Last autumn I bought some Zenport electric hand pruners for occasional fruit tree work. But it started with a mega wisteria arbor around a house that took days and days. My dominant or right hand feels the best it has in a few years, and I only need to use the pruners every few weeks or so. I also bought left handed Felco hand pruners to wear with right handed ones, plus a Felco mini lopper to use in conjunction. The brand I chose for the electric pruners was the Zenport ... VIDEO > >


----------



## LegDeLimber (Mar 4, 2019)

Nifty tool for those of us with carpal tunnels issues.
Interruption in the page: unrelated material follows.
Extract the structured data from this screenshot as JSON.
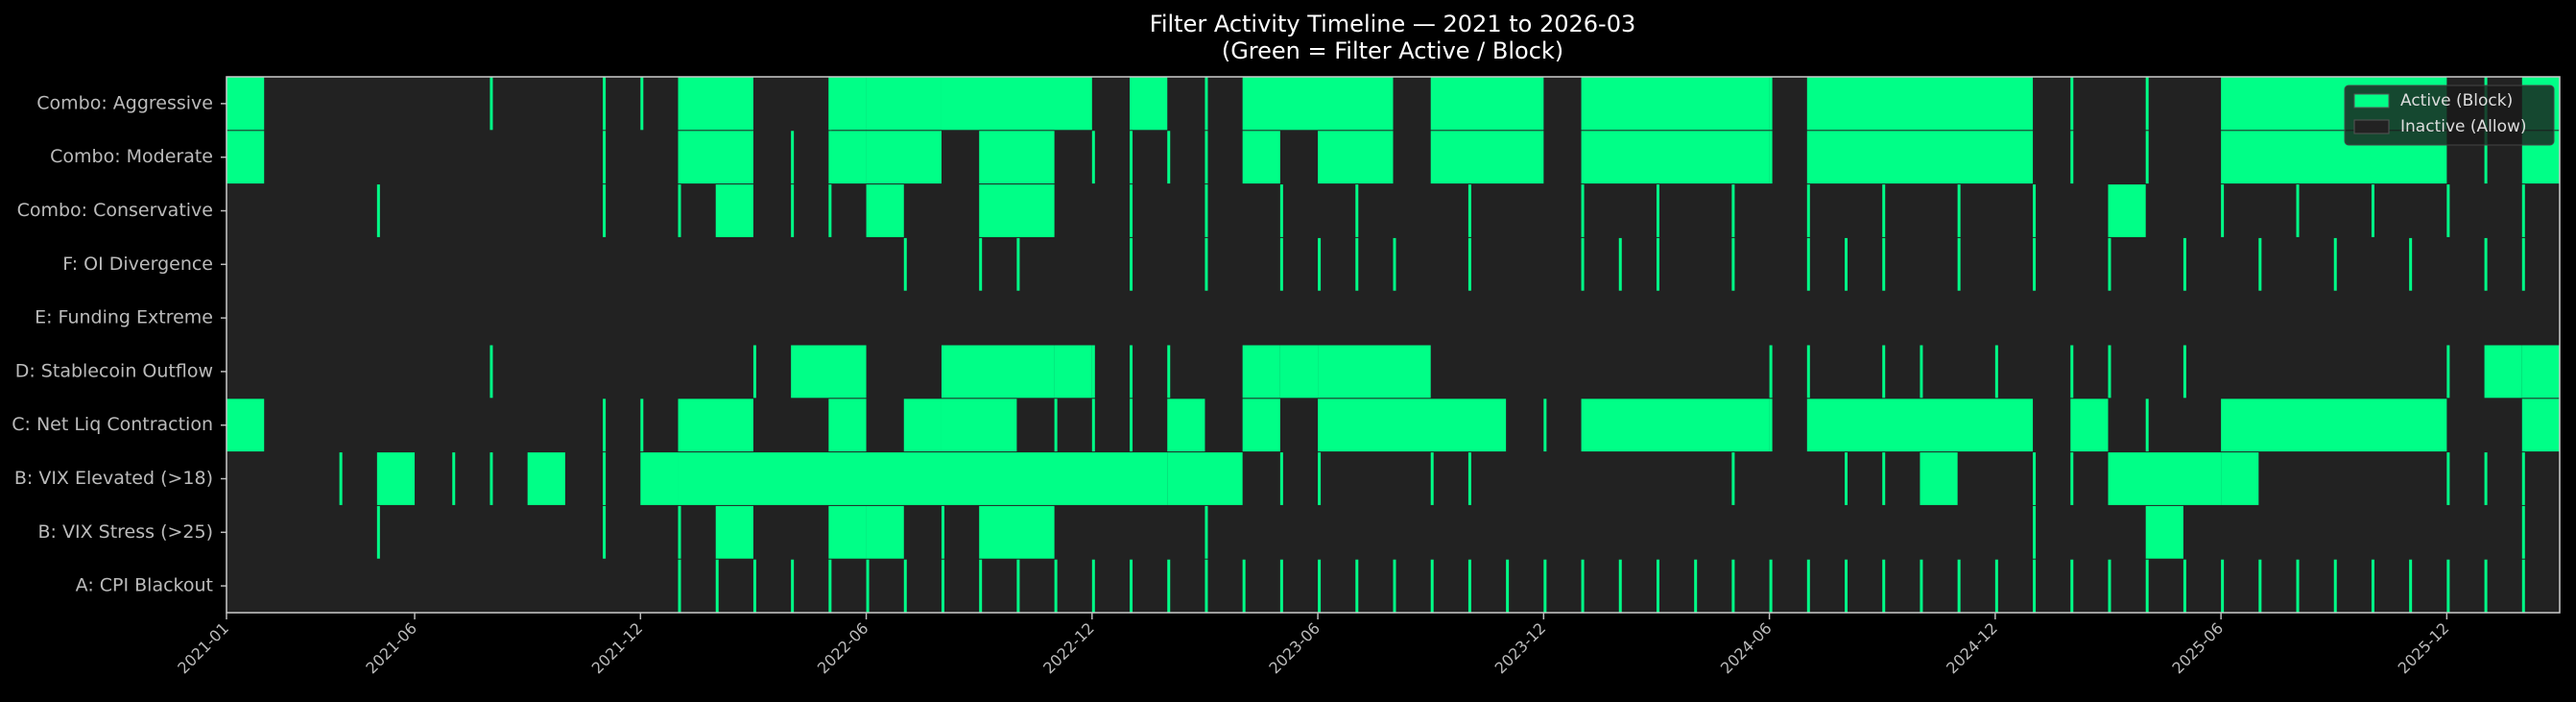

But yikes at the price.
Amazon shows them at a bit over a thou.

I'm short, So I would have to wear a long sleeve shirt and run the cord down my sleeve, to keep from staying tangled in the bushes.
But then that would make holstering the tool rather un-doable.

I guess I'll have to stay with my Fiskars prunning stiks and Corona hand shears. 
Still have to put some effort into griping the "pruning stik", but the slide action uses your whole arm and shoulders so spreads the work a little.
Still puts a load on the hands and particularly the wrist though....sigh.
Handy as heck for working in prickly stuff though or where you just can't swing the handles of lopping shears.

I only have my residential yard to look after, fruit trees are a thing of the past, so not too terrible much cutting any more.
But with all above said? You better well believe I'd be tickled if Santa Clause left one of the electric snippers for me to try out!


----------